I startled awake, gasping for air, and looked around, taking in the stone walls, the wooden floor, the heavy quilt still covering me, and the man’s shirt I wore for a nightgown. It wasn’t a dream. I really was here. I glanced at the rug on the floor next to me, empty, the blankets from last night neatly folded and returned to the top of the barrel.

Kaden was gone.

There had been a storm last night, winds like I had never heard before, loose bits of the city battering against walls. I thought I would never sleep, but then when I did, I must have slept hard, drawn into dreams of endless rides across a savanna, lost in grass waving far over my head, and stumbling upon Pauline on her knees praying for me. Then I was back in Terravin again, Berdi bringing me bowls of warm broth, rubbing my forehead, whispering, Look at the trouble you get into, but then her face transformed into my mother’s and she drew closer, her breath searing hot on my cheek—You’re a soldier now, Lia, a soldier in your father’s army. I thought I had sat up awake, but then beautiful, sweet Greta, a golden crown of braid circling about her head, walked toward me. Her eyes were blank, sightless, and blood dripped from her nose. She was trying to mouth Walther, but no sound would come out because an arrow pierced her throat.

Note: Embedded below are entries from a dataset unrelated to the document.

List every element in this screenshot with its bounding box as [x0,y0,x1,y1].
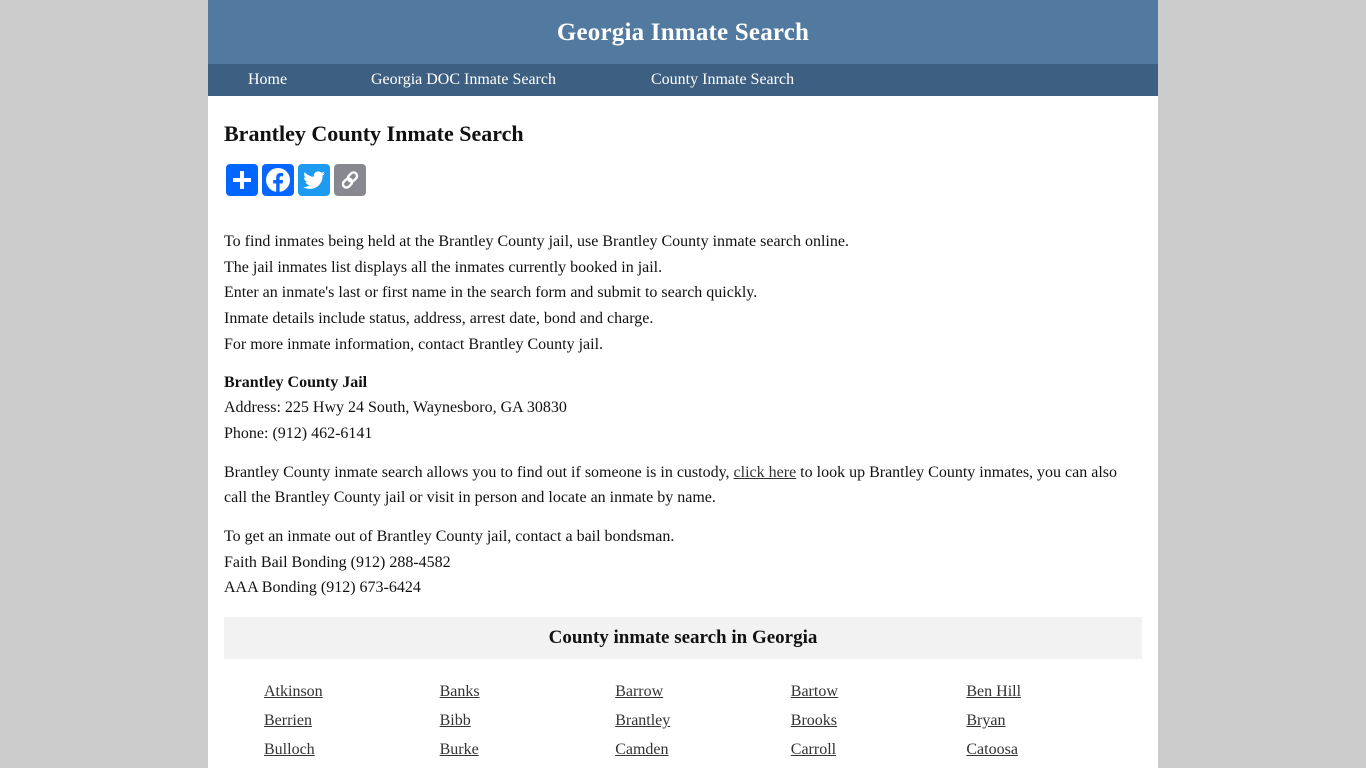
page-title: Brantley County Inmate Search [224,121,524,146]
share-button[interactable] [226,164,258,196]
intro-line: The jail inmates list displays all the i… [224,258,663,276]
jail-name: Brantley County Jail [224,373,368,391]
main-nav: Home Georgia DOC Inmate Search County In… [208,64,1158,96]
site-header: Georgia Inmate Search [208,0,1158,64]
custody-text-before: Brantley County inmate search allows you… [224,463,734,481]
intro-paragraph: To find inmates being held at the Brantl… [224,229,1142,358]
share-buttons [226,164,1142,196]
main-content: Brantley County Inmate Search To find in… [208,120,1158,764]
county-link-camden[interactable]: Camden [615,735,791,764]
bail-line: To get an inmate out of Brantley County … [224,528,675,546]
plus-share-icon [233,171,251,189]
bail-line: Faith Bail Bonding (912) 288-4582 [224,553,451,571]
copy-link-button[interactable] [334,164,366,196]
county-link-bibb[interactable]: Bibb [440,706,616,735]
county-link-bryan[interactable]: Bryan [966,706,1142,735]
county-link-brooks[interactable]: Brooks [791,706,967,735]
bail-info: To get an inmate out of Brantley County … [224,524,1142,601]
county-link-burke[interactable]: Burke [440,735,616,764]
intro-line: For more inmate information, contact Bra… [224,335,604,353]
jail-phone: Phone: (912) 462-6141 [224,424,373,442]
county-link-brantley[interactable]: Brantley [615,706,791,735]
nav-county-inmate-search[interactable]: County Inmate Search [651,71,794,89]
county-link-bartow[interactable]: Bartow [791,677,967,706]
counties-header: County inmate search in Georgia [224,617,1142,660]
jail-address: Address: 225 Hwy 24 South, Waynesboro, G… [224,399,567,417]
intro-line: Enter an inmate's last or first name in … [224,284,758,302]
county-link-bulloch[interactable]: Bulloch [264,735,440,764]
twitter-icon [303,171,325,189]
click-here-link[interactable]: click here [734,464,797,481]
bail-line: AAA Bonding (912) 673-6424 [224,579,421,597]
county-link-banks[interactable]: Banks [440,677,616,706]
custody-paragraph: Brantley County inmate search allows you… [224,460,1142,511]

But it was the last dream that actually woke me. It was hardly a dream at all, only a flash of color, a hint of movement, a sense I couldn’t quite grasp. There was a cold, wide sky, a horse, and Rafe. I saw the side of his face, a cheekbone, his hair blowing in the wind, but I knew he was leaving. Rafe was going home. It should have been a comfort, but instead it felt like a terrible loss. I wasn’t with him. He was leaving without me. I lay there gasping, wondering if it was only the Komizar’s prediction haunting me. The emissary has a better chance of being alive at month’s end than you do.

I threw back the quilt and jumped out of bed, inhaling deeply, trying to lift the weight on my chest. I looked around the room. I hadn’t heard Kaden leave, but neither had I heard him the night he came to kill me in my cottage while I slept. Silence was his strength, while it was my weakness. I crossed the room to the door and tried it, but it was locked. I went to the window and pushed open the shutter. A blast of cold air hit me, and goose bumps shivered up my arms. A glistening, dripping city was laid out before me, a raw, smoky pinkness to it in the predawn light.